Considering the question of proportionality of
punishment this Court in the case of Management of
Krishnakali Tea Estate Vs. Akhil Bharatiya Chah Mazdoor
Sangh & Anr. [2004 (7) SCALE 608], a case involving
misconduct of lesser liability held:

“This leaves us to consider whether the
punishment of dismissal awarded to the concerned
workmen de hors the allegation of extortion is
disproportionate to the misconduct proved against
them. From the evidence proved, we find the
concerned workmen entered the estate armed with
deadly weapons with a view to gherao the
Manager and others in that process they caused
damage to the property of the estate and
wrongfully confined the Manager and others from
8.30 p.m. on 12th of October to 3 a.m. on the next
day. These charges, in our opinion, are grave
enough to attract the punishment of dismissal even
without the aid of the allegation of extortion. The
fact that the Management entered into settlement
with some of the workmen who were also found
guilty of the charge would not, in any manner,
reduce the gravity of the misconduct in regard to
the workmen concerned in this appeal because
these workmen did not agree with the settlement
which others are agreed instead chose to question
the punishment.”

Similarly in the case of The Management of
Tournamulla Estate Vs.

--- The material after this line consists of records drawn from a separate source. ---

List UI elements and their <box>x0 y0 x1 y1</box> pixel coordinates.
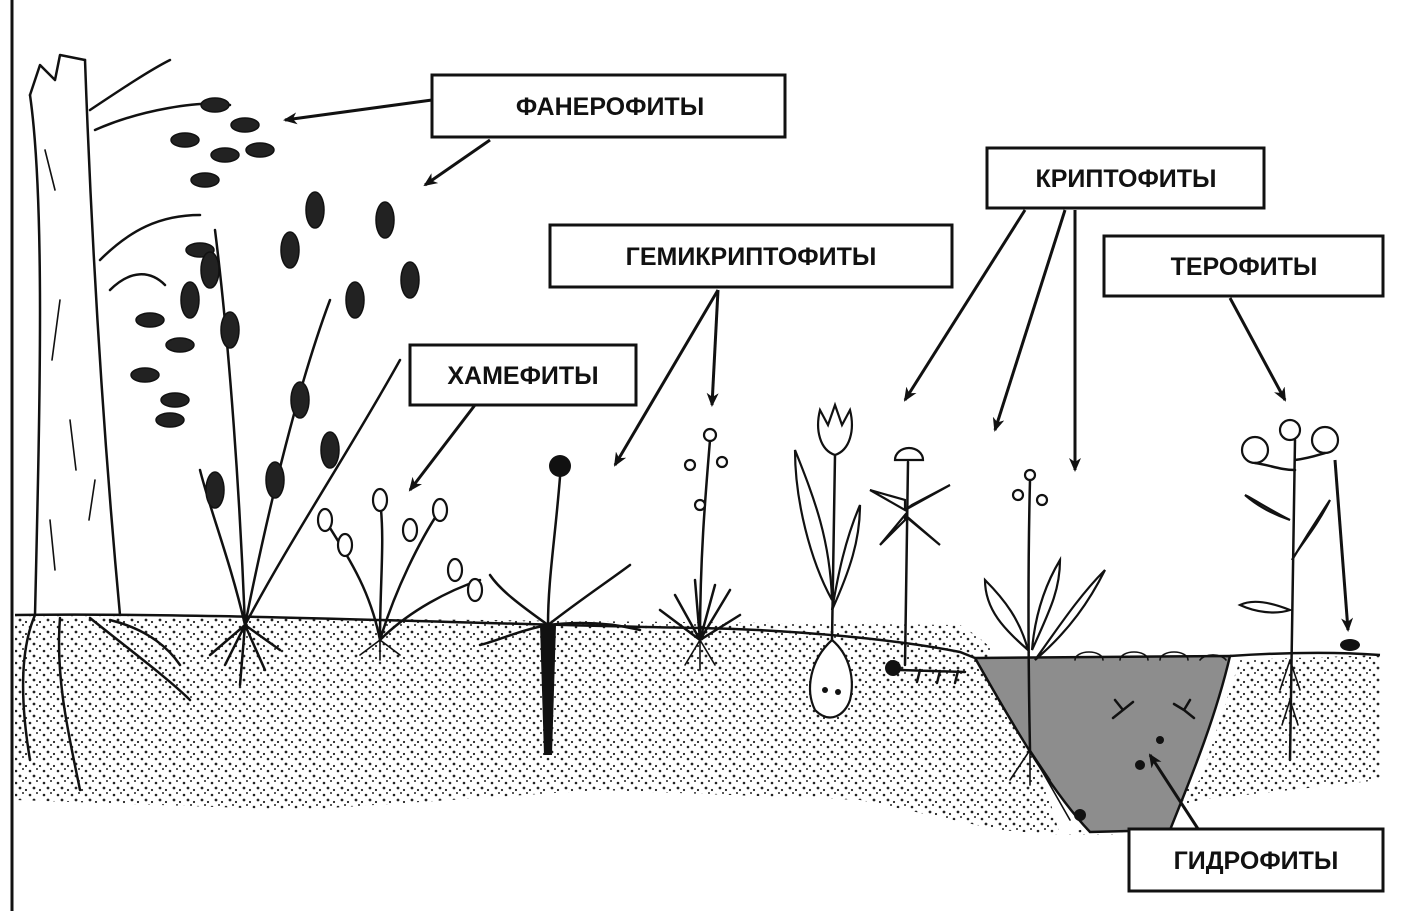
label-hemicryptophytes: ГЕМИКРИПТОФИТЫ <box>550 225 952 287</box>
label-hydrophytes: ГИДРОФИТЫ <box>1129 829 1383 891</box>
arrow-chamaephytes <box>410 405 475 490</box>
label-therophytes: ТЕРОФИТЫ <box>1104 236 1383 296</box>
label-cryptophytes: КРИПТОФИТЫ <box>987 148 1264 208</box>
label-cryptophytes-text: КРИПТОФИТЫ <box>1035 165 1216 193</box>
arrow-therophytes-seed <box>1335 460 1348 630</box>
label-chamaephytes-text: ХАМЕФИТЫ <box>447 362 598 390</box>
label-phanerophytes: ФАНЕРОФИТЫ <box>432 75 785 137</box>
arrow-therophytes-plant <box>1230 298 1285 400</box>
label-hemicryptophytes-text: ГЕМИКРИПТОФИТЫ <box>626 243 877 271</box>
arrow-phanerophytes-shrub <box>425 140 490 185</box>
shrub-illustration <box>181 192 419 685</box>
arrow-phanerophytes-tree <box>285 100 432 120</box>
arrow-hemicryptophytes-grass <box>712 290 718 405</box>
label-chamaephytes: ХАМЕФИТЫ <box>410 345 636 405</box>
label-therophytes-text: ТЕРОФИТЫ <box>1171 253 1318 281</box>
label-hydrophytes-text: ГИДРОФИТЫ <box>1174 847 1339 875</box>
label-phanerophytes-text: ФАНЕРОФИТЫ <box>516 93 704 121</box>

Workmen [(1973) 2 SCC 502], this
Court while considering the denial of gratuity to a dismissed
workmen held:

“If a workman is guilty of a serious misconduct
such as acts of violence against the management or
disorderly behaviour in or near the place of
employment, which though not directly causing
damage, is conducive to grave indiscipline, then
his gratuity can be forfeited in its entirety. ”

From the above it is clear that this Court has considered
an act of violence as an act of grave misconduct calling for
stringent punishment.

From the facts narrated herein above, the ratio laid down
in two cases referred to herein above amply applies to the
appeal in hand. The courts below by condoning an act of
physical violence have undermined the discipline in the
organisation, hence, in the above factual backdrop, it can never
be said that the Industrial Tribunal could have exercised its
authority under Section 11 (A) of the Act to interfere with the
punishment of dismissal. Substituting the order of dismissal in
such a case withholding of one increment in our opinion is
wholly disproportionate to the gravity of misconduct and is
unsupportable.

Herein it is worthwhile to recall the finding of the learned
Single Judge who has rightly held that the assault on the senior
officials by the workmen in discharging of their duties is a
misconduct and in such a situation officials who are managing
the affairs will be demoralised.

This being the factual situation we are of the opinion that
the orders of the courts below modifying the punishment of
dismissal is unsustainable.

For the reasons stated above, the impugned orders of the
Tribunal, Single Judge of the High Court and the Division
Bench of the High Court are set aside and the order of dismissal
of the appellant-Management in regard to the respondent –
workmen concerned is upheld. The appeal is allowed.

C.A. NO. 1347 OF 2005
Leave granted.

In view of the order made by us in Civil Appeal No. 3439
of 2003 this appeal is also allowed.